Combining all branches into one repository wouldn’t do, since the point of splitting repos is that pull requests and issues are separated, too.
Related, it needs to be possible to establish the fork relationship after the fact. For new projects who’ve always been on github this isn’t a big deal. But linux will be able to move at most a subsystem at a time, and there’s already tons of linux repositories on github which aren’t proper github forks of each another.

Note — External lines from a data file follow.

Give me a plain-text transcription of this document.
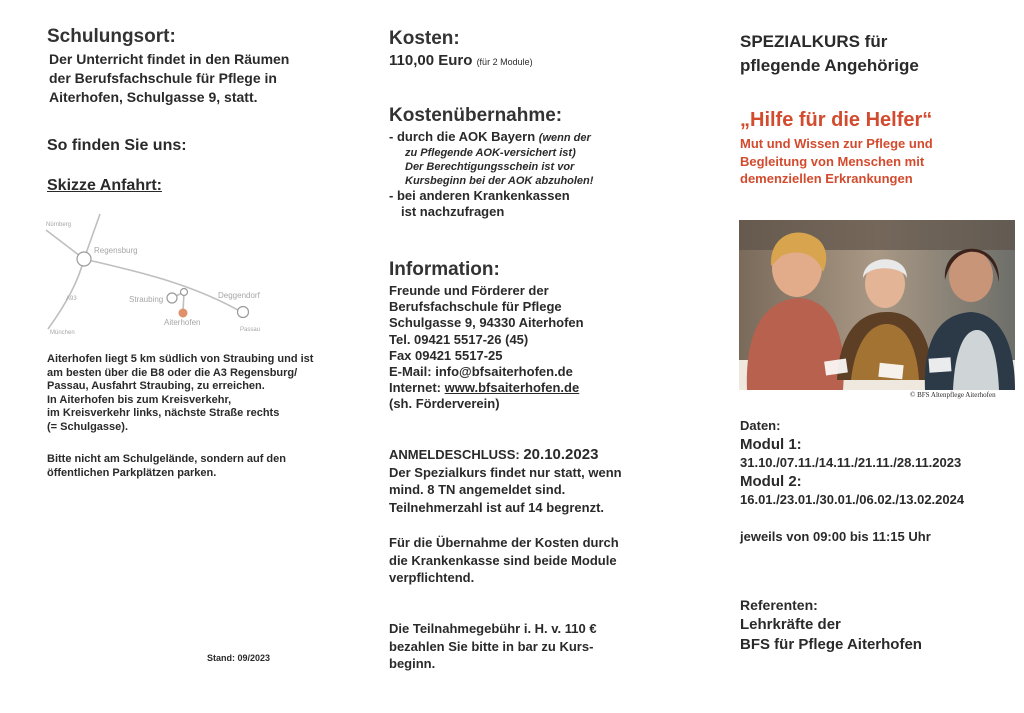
Schulungsort:
Der Unterricht findet in den Räumen
der Berufsfachschule für Pflege in
Aiterhofen, Schulgasse 9, statt.
So finden Sie uns:
Skizze Anfahrt:
Nürnberg
Regensburg
Straubing	Deggendorf
Aiterhofen
München	Passau
A93
Aiterhofen liegt 5 km südlich von Straubing und ist
am besten über die B8 oder die A3 Regensburg/
Passau, Ausfahrt Straubing, zu erreichen.
In Aiterhofen bis zum Kreisverkehr,
im Kreisverkehr links, nächste Straße rechts
(= Schulgasse).
Bitte nicht am Schulgelände, sondern auf den
öffentlichen Parkplätzen parken.
Stand: 09/2023
Kosten:
110,00 Euro (für 2 Module)
Kostenübernahme:
- durch die AOK Bayern (wenn der
zu Pflegende AOK-versichert ist)
Der Berechtigungsschein ist vor
Kursbeginn bei der AOK abzuholen!
- bei anderen Krankenkassen
ist nachzufragen
Information:
Freunde und Förderer der
Berufsfachschule für Pflege
Schulgasse 9, 94330 Aiterhofen
Tel. 09421 5517-26 (45)
Fax 09421 5517-25
E-Mail: info@bfsaiterhofen.de
Internet: www.bfsaiterhofen.de
(sh. Förderverein)
ANMELDESCHLUSS: 20.10.2023
Der Spezialkurs findet nur statt, wenn
mind. 8 TN angemeldet sind.
Teilnehmerzahl ist auf 14 begrenzt.
Für die Übernahme der Kosten durch
die Krankenkasse sind beide Module
verpflichtend.
Die Teilnahmegebühr i. H. v. 110 €
bezahlen Sie bitte in bar zu Kurs-
beginn.
SPEZIALKURS für
pflegende Angehörige
„Hilfe für die Helfer“
Mut und Wissen zur Pflege und
Begleitung von Menschen mit
demenziellen Erkrankungen
© BFS Altenpflege Aiterhofen
Daten:
Modul 1:
31.10./07.11./14.11./21.11./28.11.2023
Modul 2:
16.01./23.01./30.01./06.02./13.02.2024
jeweils von 09:00 bis 11:15 Uhr
Referenten:
Lehrkräfte der
BFS für Pflege Aiterhofen
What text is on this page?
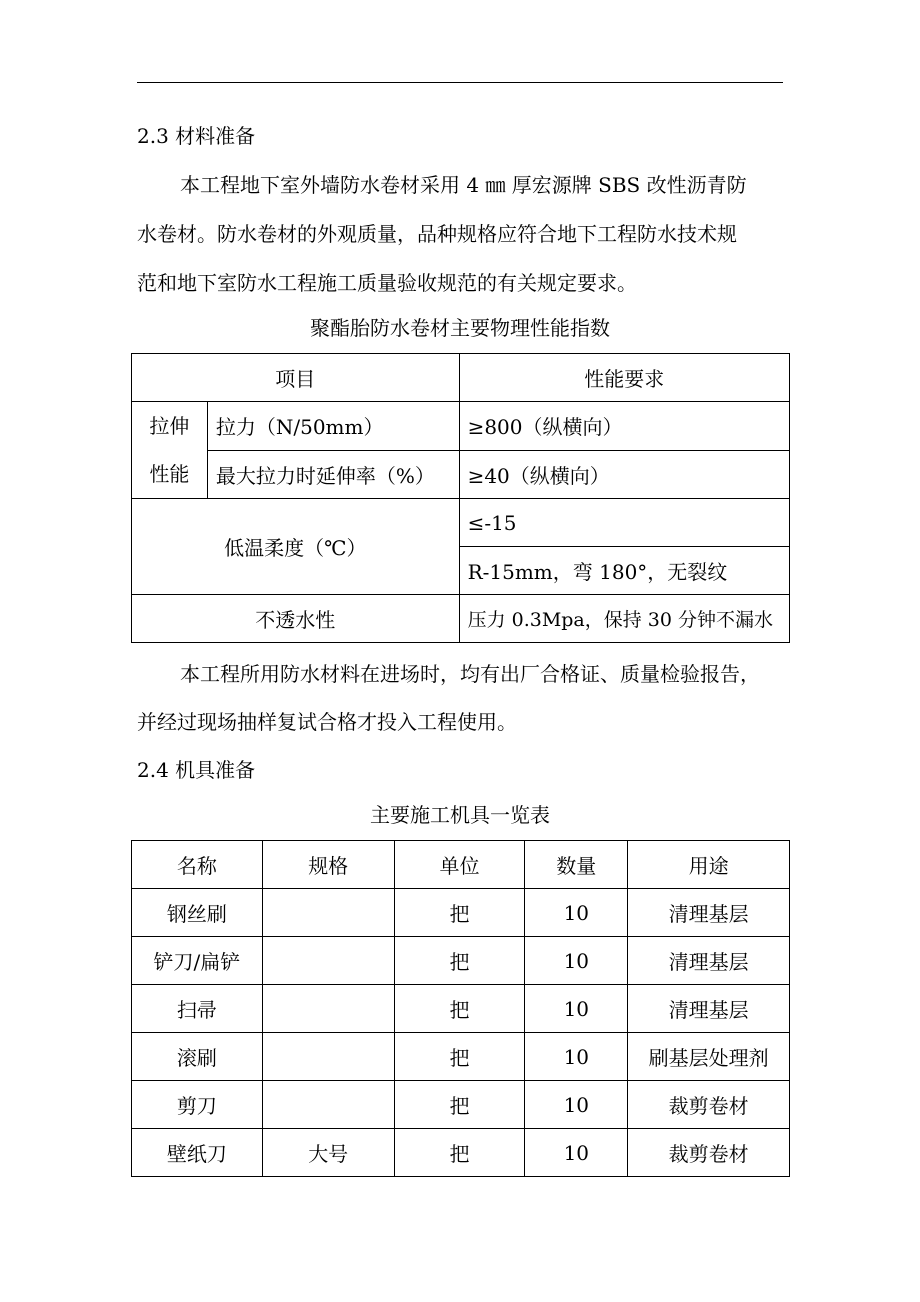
2.3 材料准备
本工程地下室外墙防水卷材采用 4 ㎜ 厚宏源牌 SBS 改性沥青防
水卷材。防水卷材的外观质量，品种规格应符合地下工程防水技术规
范和地下室防水工程施工质量验收规范的有关规定要求。
聚酯胎防水卷材主要物理性能指数
项目		性能要求

拉伸
性能	拉力（N/50mm）	≥800（纵横向）
	最大拉力时延伸率（%）	≥40（纵横向）
低温柔度（℃）		≤-15
		R-15mm，弯 180°，无裂纹
不透水性		压力 0.3Mpa，保持 30 分钟不漏水
本工程所用防水材料在进场时，均有出厂合格证、质量检验报告，
并经过现场抽样复试合格才投入工程使用。
2.4 机具准备
主要施工机具一览表
名称	规格	单位	数量	用途
钢丝刷		把	10	清理基层
铲刀/扁铲		把	10	清理基层
扫帚		把	10	清理基层
滚刷		把	10	刷基层处理剂
剪刀		把	10	裁剪卷材
壁纸刀	大号	把	10	裁剪卷材
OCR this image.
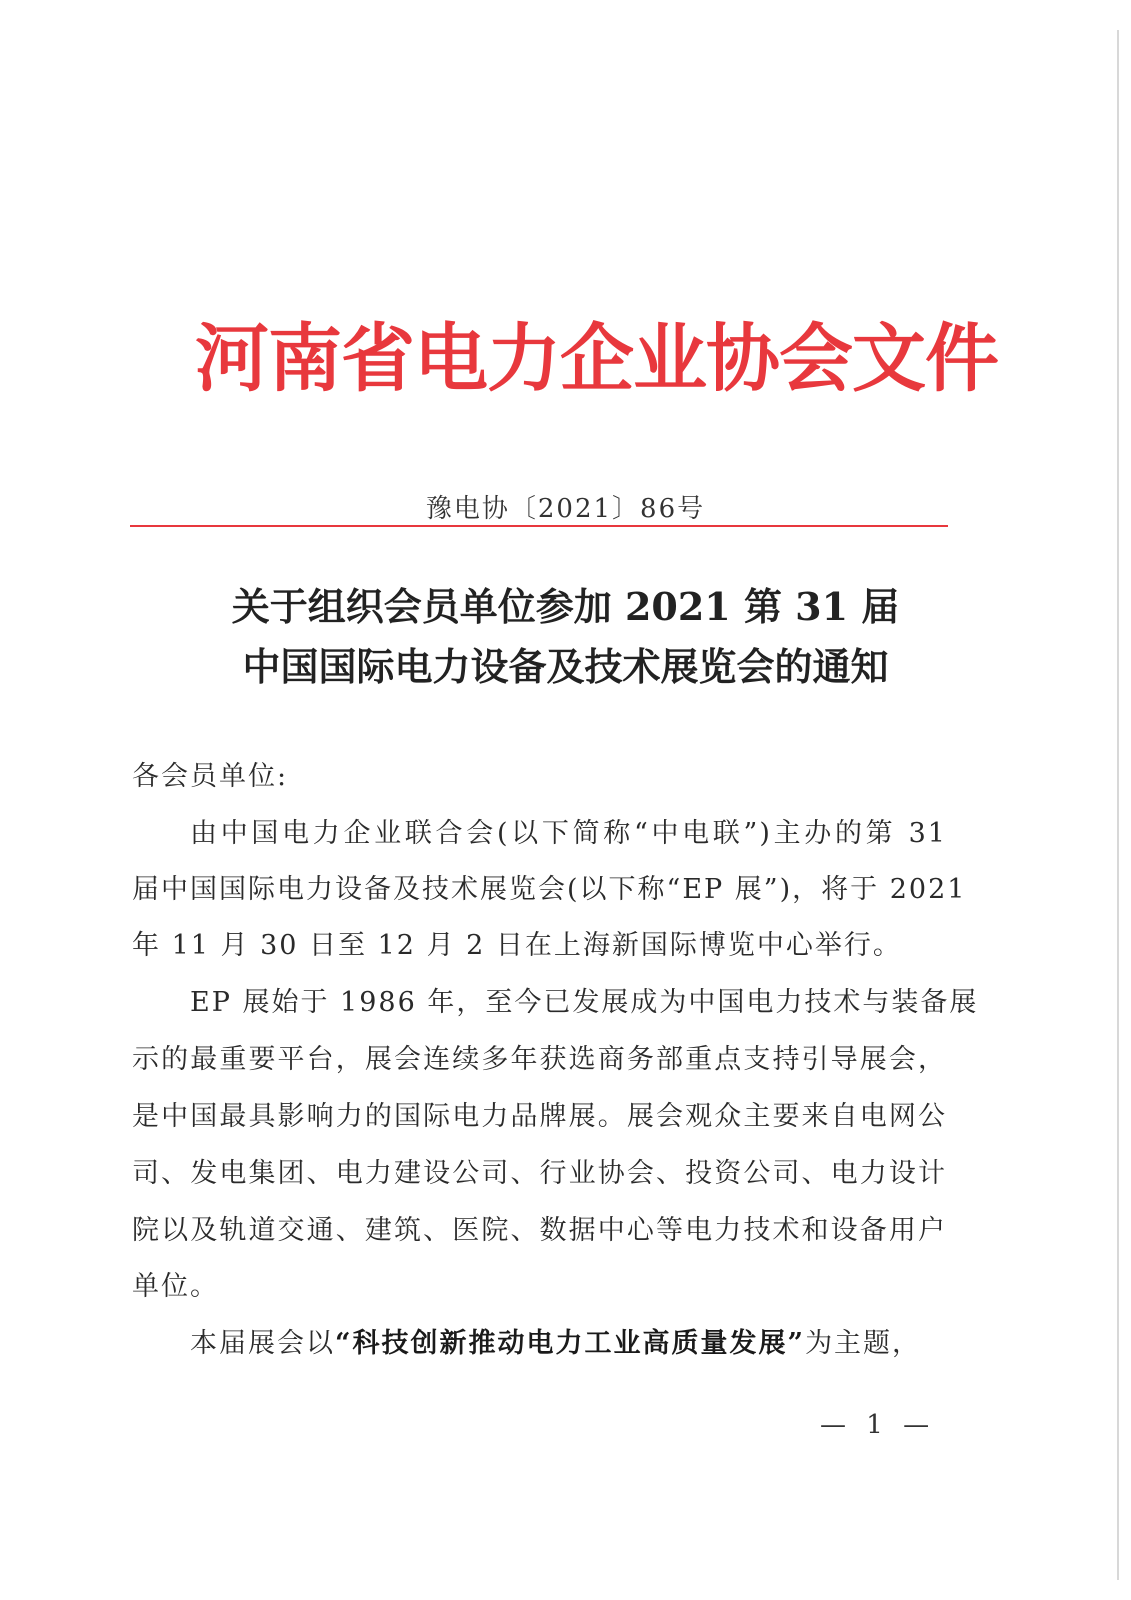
河南省电力企业协会文件
豫电协〔2021〕86号
关于组织会员单位参加 2021 第 31 届
中国国际电力设备及技术展览会的通知
各会员单位:
由中国电力企业联合会(以下简称“中电联”)主办的第 31
届中国国际电力设备及技术展览会(以下称“EP 展”)，将于 2021
年 11 月 30 日至 12 月 2 日在上海新国际博览中心举行。
EP 展始于 1986 年，至今已发展成为中国电力技术与装备展
示的最重要平台，展会连续多年获选商务部重点支持引导展会，
是中国最具影响力的国际电力品牌展。展会观众主要来自电网公
司、发电集团、电力建设公司、行业协会、投资公司、电力设计
院以及轨道交通、建筑、医院、数据中心等电力技术和设备用户
单位。
本届展会以“科技创新推动电力工业高质量发展”为主题，
— 1 —
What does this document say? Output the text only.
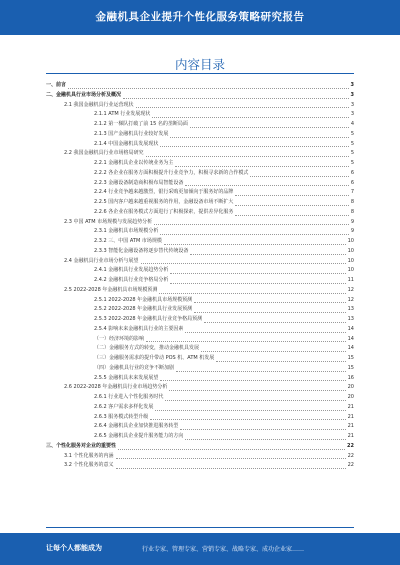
金融机具企业提升个性化服务策略研究报告
内容目录
一、前言	3
二、金融机具行业市场分析及概况	3
2.1 我国金融机具行业运营现状	3
2.1.1 ATM 行业发展现状	3
2.1.2 第一梯队打破了前 15 名的垄断局面	4
2.1.3 国产金融机具行业较好发展	5
2.1.4 中国金融机具发展现状	5
2.2 我国金融机具行业市场格局研究	5
2.2.1 金融机具企业以传统业务为主	5
2.2.2 各企业在服务方面积极提升行业竞争力，积极寻求新的合作模式	6
2.2.3 金融设备制造商积极布局智能设备	6
2.2.4 行业竞争越来越激烈，银行采购更加倾向于服务好的品牌	7
2.2.5 国内客户越来越重视服务的作用，金融设备市场不断扩大	8
2.2.6 各企业在服务模式方面进行了积极探索，提供差异化服务	8
2.3 中国 ATM 市场规模与发展趋势分析	9
2.3.1 金融机具市场规模分析	9
2.3.2 三、中国 ATM 市场规模	10
2.3.3 智能化金融设备将逐步替代传统设备	10
2.4 金融机具行业市场分析与展望	10
2.4.1 金融机具行业发展趋势分析	10
2.4.2 金融机具行业竞争格局分析	11
2.5 2022-2028 年金融机具市场规模预测	12
2.5.1 2022-2028 年金融机具市场规模预测	12
2.5.2 2022-2028 年金融机具行业发展预测	13
2.5.3 2022-2028 年金融机具行业竞争格局预测	13
2.5.4 影响未来金融机具行业的主要因素	14
（一）经济环境的影响	14
（二）金融服务方式的转变，推动金融机具发展	14
（三）金融服务需求的提升带动 POS 机、ATM 机发展	15
（四）金融机具行业的竞争不断加剧	15
2.5.5 金融机具未来发展展望	16
2.6 2022-2028 年金融机具行业市场趋势分析	20
2.6.1 行业进入个性化服务时代	20
2.6.2 客户需求多样化发展	21
2.6.3 服务模式转型升级	21
2.6.4 金融机具企业加快推进服务转型	21
2.6.5 金融机具企业提升服务能力的方向	21
三、个性化服务对企业的重要性	22
3.1 个性化服务的内涵	22
3.2 个性化服务的意义	22
让每个人都能成为	行业专家、管理专家、营销专家、战略专家、成功企业家……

Pull request need to be attached to multiple repos at the same time, while keeping one unified discussion stream. You can already reassign a pull request to a different branch of repo, but not at multiple repositories at the same time. Reassigning pull requests is really important, since new contributors will just create pull requests against what they think is the main repo. Bots can then shuffle those around to all the repos listed in e.g. a MAINTAINERS file for a given set of files and changes a pull request contains. When I chatted with githubbers I originally suggested they’d implement this directly. But I think as long as it’s all scriptable that’s better left to individual projects, since there’s no real standard.
There’s a pretty funky UI challenge here since the patch list might be different depending upon the branch the pull request is against. But that’s not always a user error, one repo might simple have merged a few patches already.
Also, the pull request status needs to be different for each repo. One maintainer might close it without merging, since they agreed that the other subsystem will pull it in, while the other maintainer will merge and close the pull. Another tree might even close the pull request as invalid, since it doesn’t apply to that older version or vendor fork. Even more fun, a pull request might get merged multiple times, in each subsystem with a different merge commit.
Like pull requests, issues can be relevant for multiple repos, and might need to be moved around. An example would be a bug that’s first reported against a distribution’s kernel repository. After triage it’s clear it’s a driver bug still present in the latest development branch and hence also relevant for that repo, plus the main upstream branch and maybe a few more.
Status should again be separate, since once push to one repo the bugfix isn’t instantly available in all of them. It might even need additional work to get backported to older kernels or distributions, and some might even decide that’s not worth it and close it as WONTFIX, even thought the it’s marked as successfully resolved in the relevant subsystem repository.
Summary: Monotree, not Monorepo
The Linux Kernel is not going to move to github. But moving the Linux way of scaling with a monotree, but mutliple repos, to github as a concept will be really beneficial for all the huge projects already there: It’ll give them a new, and in my opinion, more powerful way to handle their unique challenges.